When Ron Garwood and his associate Tom Tanis assumed control of American Fuel Technologies Inc. in December, the Eastern Shore producer and marketer of ethanol and other fuel "enhancers" was entering the throes of a crisis unmatched in its volatile seven-year history.

For the second quarter that ended Nov. 30, the Federalsburg, Md., company disclosed a financial statement that showed a severely ailing company -- the firm had a negative net worth of $330,706.

The negative equity, Tanis said, was the result of continued heavy losses from its two ethanol production plants and interest on its debt. The losses for the quarter were $1.5 million on sales of $891,764. "That is what you can lose making alcohol," he said.

To make matters worse, the negative equity position prompted the National Association of Securities Dealers to remove AFT from its "over-the-counter" stock listings. The stock, now thinly traded on the so-called "pink sheets," has plummeted from 19 cents on March 4, two days before it was delisted, to 3 cents last week.

Times have not always been so bleak for AFT. Formed in 1979 to capture some of the then-burgeoning market for alternative, renewable energy sources, AFT once held high hopes for its product, an expensive but effective substitute for gasoline.

However, the very concept that gave birth to the alternative-fuels industry -- the notion that ethanol could be a fuel substitute -- prevented the company from flourishing. As it turned out, the price of ethanol was just as unpredictable and unstable as the price of petroleum. Now, ethanol is used primarily as an alternative to lead as an octane booster in gasoline.

Wracked by the high costs of producing the gasoline additive and the turbulence of world petroleum prices, AFT has become another casualty of a booming economy. The firm never has earned a profit, and since its inception, it has written off more than $20 million in accumulated losses, an enormous sum for a company whose annual revenue never has exceeded $10 million.

The resignation in December of company founder O. Wayne Eakin as chief executive officer marked a major change for the company. Tanis and Garwood, a company veteran who assumed Eakin's post, have devised and enacted a strategy that they hope will return the company to solvency.

"When we started," Tanis said of the management shuffle, "the company was completely insolvent, with a negative equity. We are still well down the road from completing our turnaround."

Using the new strategy, AFT has washed its hands of the ethanol production business and is solely a brokerage firm, trading ethanol and, eventually, other fuel additives. Tanis said the firm is close to agreeing to sell its plants in Federalsburg and Hydro, Okla., has drastically cut overhead costs, and has moved its now-skeleton staff of 12 to a new headquarters in Laurel, Del.

"We're trading principally in ethanol, with plans to develop an involvement in other octane additives. So the basic business charter has not changed," Tanis said.

"The tremendous losses stem from production of ethanol at the company's two facilities. When Ron Garwood first came, he had the insight, as a hedge, to start a trading company. We were buying from other producers, some domestic and some off-shore, and reselling. That's a business that has always been profitable but not enough to offset the losses."

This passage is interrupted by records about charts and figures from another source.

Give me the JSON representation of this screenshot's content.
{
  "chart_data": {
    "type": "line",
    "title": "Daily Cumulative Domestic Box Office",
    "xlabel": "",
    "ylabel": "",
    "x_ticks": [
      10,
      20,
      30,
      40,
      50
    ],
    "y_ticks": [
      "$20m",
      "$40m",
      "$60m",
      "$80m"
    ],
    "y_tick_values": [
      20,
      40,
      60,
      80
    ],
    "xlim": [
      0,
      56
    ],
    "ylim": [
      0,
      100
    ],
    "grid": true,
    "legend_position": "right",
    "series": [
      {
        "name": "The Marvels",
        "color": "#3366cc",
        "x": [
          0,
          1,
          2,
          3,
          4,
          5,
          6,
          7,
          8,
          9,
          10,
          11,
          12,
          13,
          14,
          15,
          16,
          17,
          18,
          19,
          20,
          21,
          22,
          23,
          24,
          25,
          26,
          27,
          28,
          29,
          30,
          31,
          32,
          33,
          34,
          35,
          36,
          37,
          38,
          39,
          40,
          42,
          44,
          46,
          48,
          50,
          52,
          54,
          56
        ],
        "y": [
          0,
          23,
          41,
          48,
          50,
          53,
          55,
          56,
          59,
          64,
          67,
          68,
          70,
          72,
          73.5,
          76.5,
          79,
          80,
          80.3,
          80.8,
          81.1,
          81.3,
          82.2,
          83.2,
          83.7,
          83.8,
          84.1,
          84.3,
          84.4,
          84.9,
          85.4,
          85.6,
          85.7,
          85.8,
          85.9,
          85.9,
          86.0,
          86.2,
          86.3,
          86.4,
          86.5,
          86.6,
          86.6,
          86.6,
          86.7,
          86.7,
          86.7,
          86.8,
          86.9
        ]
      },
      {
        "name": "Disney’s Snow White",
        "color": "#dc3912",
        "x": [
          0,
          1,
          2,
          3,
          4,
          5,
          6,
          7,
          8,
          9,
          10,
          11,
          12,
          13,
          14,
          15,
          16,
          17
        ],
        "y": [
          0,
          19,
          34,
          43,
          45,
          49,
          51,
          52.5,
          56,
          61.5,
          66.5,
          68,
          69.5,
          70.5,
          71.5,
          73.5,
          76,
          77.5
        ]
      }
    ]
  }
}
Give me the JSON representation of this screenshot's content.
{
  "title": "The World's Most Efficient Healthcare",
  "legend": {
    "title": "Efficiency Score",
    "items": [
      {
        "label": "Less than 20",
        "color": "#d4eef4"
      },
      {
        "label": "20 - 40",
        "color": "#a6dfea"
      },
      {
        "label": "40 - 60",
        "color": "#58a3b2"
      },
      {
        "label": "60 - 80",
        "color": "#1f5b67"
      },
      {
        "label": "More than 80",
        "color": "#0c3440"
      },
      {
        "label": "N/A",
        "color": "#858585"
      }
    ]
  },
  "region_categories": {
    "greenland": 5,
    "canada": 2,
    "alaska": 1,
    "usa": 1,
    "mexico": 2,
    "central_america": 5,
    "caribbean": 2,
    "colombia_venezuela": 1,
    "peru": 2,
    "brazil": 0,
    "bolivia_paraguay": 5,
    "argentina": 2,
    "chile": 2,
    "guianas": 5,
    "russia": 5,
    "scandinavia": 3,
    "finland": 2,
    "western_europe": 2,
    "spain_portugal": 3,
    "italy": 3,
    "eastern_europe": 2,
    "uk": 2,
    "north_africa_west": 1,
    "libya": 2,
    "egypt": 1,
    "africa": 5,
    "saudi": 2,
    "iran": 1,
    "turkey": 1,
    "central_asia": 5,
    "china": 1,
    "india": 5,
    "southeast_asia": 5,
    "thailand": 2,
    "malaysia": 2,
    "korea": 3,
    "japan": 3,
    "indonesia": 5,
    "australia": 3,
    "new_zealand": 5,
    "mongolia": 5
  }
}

It was this strategy that AFT executives outlined in an appeal to remain on the NASD's list of publicly traded securities after the firm was delisted for failing to meet the minimum net worth requirement of $375,000.

The NASD committee that hears such appeals rejected the company's appeal because the committee "didn't think that turnaround was in the near term, or in the offing," according to Douglas F. Parrillo, NASD's chief spokesman.

Tanis said that "the plan will get us back within 'spec.' However, it is a program in the works, instead of one that was complete" and, for that reason, NASD rejected the appeal.

"We fully intend to get relisted as quickly as possible," Tanis said. But Parrillo said the company will have to meet stricter requirements -- including minimum net worth of $1 million and assets of $2 million -- to qualify.

While Tanis argues AFT's planned turnaround is "doable," he acknowledges there are several major "hurdles." The company needs to raise money to pay off its debts and to support its ethanol marketing operations. But, as Tanis says he is finding out, raising capital is next to impossible for a company with a negative equity position like AFT's.

"It's very tough to raise money," he said. "It's a function of getting enough of the turnaround accomplished to give a potential lender a comfort factor, where, in his mind, we have a chance of pulling it off."

In addition, AFT is in the midst of terminating a major marketing agreement announced last May with an Atlanta company, Savannah Food & Industries Inc. The agreement, which was to put together a joint venture for purchasing and importing ethanol, has soured, Tanis said, because of a "massive buildup of unassociated costs" when Savannah got involved. Perhaps the largest hurdle, according to some analysts, will be the recent drop in petroleum prices and the equally precipitous decline in the price of ethanol.

Tanis prefers to focus on the fortuitous timing of AFT's decision to get out of production.

"The company was fortunate in its move to get out of production and into marketing when it did," Tanis said. "We had lost money producing ethanol. . . . The marketing operation, although its [profit] margin is reduced, has not completely lost it.